Dünya Niteliklerimin Sonucudur

Dünya, kendi içsel niteliklerimin, duyularımın sonucudur. Bundan böyle duyularımı sonsuz bir tarzda açabilmeyi başarabilirsem o oranda dünyamı da değiştirebilirim. Aslında bana düşen sadece beş duyumu görme, duyma, koklama, tatma ve dokunma duyularımı genişletmek olmayıp içimde gömülü olan dünyayı algılayış tarzımı belirleyen “yararıma-zararıma” prensibini ve yalnızca “alma arzusunu” terk etme olmalı.

Yaşamımı belirleyen,  bu prensipten özgürleştiğimde dünyayı çok daha geniş bir perspektiften algılayabileceğim. Dışımda var olan gerçeği var olduğu haliyle, beş duyumun ötesinde, sınırsız ve bütünsel bir realite olarak deneyimleyebileceğim.

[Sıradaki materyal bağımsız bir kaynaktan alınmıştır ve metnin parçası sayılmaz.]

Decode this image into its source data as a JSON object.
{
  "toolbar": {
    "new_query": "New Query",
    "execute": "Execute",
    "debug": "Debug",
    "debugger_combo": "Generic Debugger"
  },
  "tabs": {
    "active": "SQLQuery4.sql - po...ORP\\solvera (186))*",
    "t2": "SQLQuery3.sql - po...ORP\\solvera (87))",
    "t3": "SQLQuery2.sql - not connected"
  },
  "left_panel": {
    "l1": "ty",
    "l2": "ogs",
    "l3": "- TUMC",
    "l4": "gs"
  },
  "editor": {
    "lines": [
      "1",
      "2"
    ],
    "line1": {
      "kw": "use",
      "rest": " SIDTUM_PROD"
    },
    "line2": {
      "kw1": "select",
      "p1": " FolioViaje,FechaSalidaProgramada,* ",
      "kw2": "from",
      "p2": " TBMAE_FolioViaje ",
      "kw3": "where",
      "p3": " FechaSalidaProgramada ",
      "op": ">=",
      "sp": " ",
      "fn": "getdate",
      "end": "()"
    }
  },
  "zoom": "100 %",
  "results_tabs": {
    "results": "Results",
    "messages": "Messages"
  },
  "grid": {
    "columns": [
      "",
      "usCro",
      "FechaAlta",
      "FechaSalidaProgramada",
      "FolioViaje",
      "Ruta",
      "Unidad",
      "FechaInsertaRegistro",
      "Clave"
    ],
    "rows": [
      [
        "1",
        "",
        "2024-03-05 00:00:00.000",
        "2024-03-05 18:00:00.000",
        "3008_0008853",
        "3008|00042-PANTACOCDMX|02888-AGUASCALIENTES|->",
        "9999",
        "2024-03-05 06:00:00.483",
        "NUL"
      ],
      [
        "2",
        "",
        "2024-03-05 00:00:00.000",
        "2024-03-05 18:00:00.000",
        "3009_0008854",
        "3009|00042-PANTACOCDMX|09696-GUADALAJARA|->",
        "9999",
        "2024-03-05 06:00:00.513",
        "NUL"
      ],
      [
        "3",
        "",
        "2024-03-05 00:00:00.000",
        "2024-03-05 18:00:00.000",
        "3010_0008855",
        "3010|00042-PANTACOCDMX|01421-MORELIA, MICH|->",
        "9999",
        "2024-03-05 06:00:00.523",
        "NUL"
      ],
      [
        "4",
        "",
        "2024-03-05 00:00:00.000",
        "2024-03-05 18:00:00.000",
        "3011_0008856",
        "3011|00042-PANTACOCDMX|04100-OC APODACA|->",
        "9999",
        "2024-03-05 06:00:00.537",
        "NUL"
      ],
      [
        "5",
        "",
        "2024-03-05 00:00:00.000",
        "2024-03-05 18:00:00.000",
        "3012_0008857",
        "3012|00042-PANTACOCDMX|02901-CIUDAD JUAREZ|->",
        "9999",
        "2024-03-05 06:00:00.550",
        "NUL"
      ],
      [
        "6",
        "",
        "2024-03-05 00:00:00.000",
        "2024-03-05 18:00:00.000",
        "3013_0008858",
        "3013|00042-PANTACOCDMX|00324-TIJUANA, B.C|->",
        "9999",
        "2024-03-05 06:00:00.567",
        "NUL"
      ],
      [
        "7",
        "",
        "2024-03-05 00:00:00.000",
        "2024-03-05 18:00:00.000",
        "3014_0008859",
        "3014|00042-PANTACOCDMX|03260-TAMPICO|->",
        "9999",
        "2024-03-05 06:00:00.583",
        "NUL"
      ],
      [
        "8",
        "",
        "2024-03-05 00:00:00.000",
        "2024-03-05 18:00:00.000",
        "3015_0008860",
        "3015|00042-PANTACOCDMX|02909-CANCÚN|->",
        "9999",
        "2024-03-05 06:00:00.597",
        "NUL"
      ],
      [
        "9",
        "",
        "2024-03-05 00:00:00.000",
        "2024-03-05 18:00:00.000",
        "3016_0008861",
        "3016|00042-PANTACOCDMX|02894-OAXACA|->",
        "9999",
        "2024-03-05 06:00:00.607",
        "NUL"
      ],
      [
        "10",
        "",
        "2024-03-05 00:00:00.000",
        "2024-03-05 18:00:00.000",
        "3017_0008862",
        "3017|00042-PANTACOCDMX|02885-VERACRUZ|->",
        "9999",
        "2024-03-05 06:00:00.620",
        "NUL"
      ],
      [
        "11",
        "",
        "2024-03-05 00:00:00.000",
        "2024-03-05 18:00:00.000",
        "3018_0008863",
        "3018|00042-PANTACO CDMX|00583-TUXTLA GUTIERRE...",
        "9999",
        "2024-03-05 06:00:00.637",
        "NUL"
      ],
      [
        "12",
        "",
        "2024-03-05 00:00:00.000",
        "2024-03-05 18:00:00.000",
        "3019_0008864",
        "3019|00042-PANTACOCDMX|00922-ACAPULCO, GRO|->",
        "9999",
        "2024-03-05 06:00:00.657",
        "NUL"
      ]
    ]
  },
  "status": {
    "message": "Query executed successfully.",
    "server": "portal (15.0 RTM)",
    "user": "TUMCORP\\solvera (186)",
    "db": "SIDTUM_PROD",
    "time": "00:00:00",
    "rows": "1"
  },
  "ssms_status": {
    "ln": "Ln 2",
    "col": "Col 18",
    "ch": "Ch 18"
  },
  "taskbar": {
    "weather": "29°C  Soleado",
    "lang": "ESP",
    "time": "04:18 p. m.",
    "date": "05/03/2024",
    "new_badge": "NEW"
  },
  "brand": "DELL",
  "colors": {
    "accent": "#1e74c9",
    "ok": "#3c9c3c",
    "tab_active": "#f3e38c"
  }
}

Soru şu ki kendi dışıma nasıl çıkabilirim? İçimde var olan niteliklerimi genişletmeyi anlayabilirim ancak dışıma nasıl çıkacağım,  varlığımı oluşturan doğamı, kendimi nasıl aşabilirim, bu imkansız.

Kabalistler böyle bir olasılıktan bahsederler ötekinin arzusunu hissetmeye başladığında bu da gerçekleşmeye başlar. İnsan ötekinin hissettiğini nasıl hissedebilir? Kendi algıladığı dünyasını ifşa ettiği aynı yol ile. Kendine, aynı manevi amacı edinmiş bir dost bulup onunla bağ kurarak, ona yaklaşıp dünyayı O’nun aracılığı ile hissederek. Ve  sonra ilave bir dost  daha vasıtasıyla ve ilave dost ve böyle ilavelere devam ederek.

Diğer insanlar aracılığı ile manevi realiteyi ifşa edenler kendi dışında bir varoluşun olduğunu da keşfeder. Böylece, maneviyatı hissetmenin şartı olan “komşunu kendin gibi sev” deyimi her ne kadar dünyamızda pek eski ve klişe bir deyim olsa da gündeme gelir. Fakat kabalistlere göre bu böyle değildir. Deyimin gerçekte anlatmak istediği; ötekini sevdiğinde, içinde neler olduğunu hisseder, neşamasını, duyu ve algılayışını kendine katarsın, öyle ki, kendi dışına çıkar ve ötekinin içinden var olanla dışında olanı keşfe başlarsın. Dışımda var olanı bu şekilde öğrenmeye başladıkça Üst Gücü, Yaratanı da ifşa ederim. Bu sürece “İnsan Sevgisinden-Yaratan Sevgisine” denir.

Dindar bir deyiş gibi gelebilir ancak gerçekte her insanda var olan duygusal gelişim ile ilişkilidir. Kabala  bilgeliği bizlere ötekini nasıl hissedeceğimizi öğretir ve yol gösterir. Karşılıklı ortak çalışma ile birlikte içlerine çekerek inşa ettikleri  ”ŞHİNA” denen Yaratanı (Tanrısal Kutsallığı) hissederiz. Bu şekilde Kabalanın tüm ilkeleri toplanmış olur nasıl her şeyi alırım, nasıl sınırsızca dışımda duranı algılarım.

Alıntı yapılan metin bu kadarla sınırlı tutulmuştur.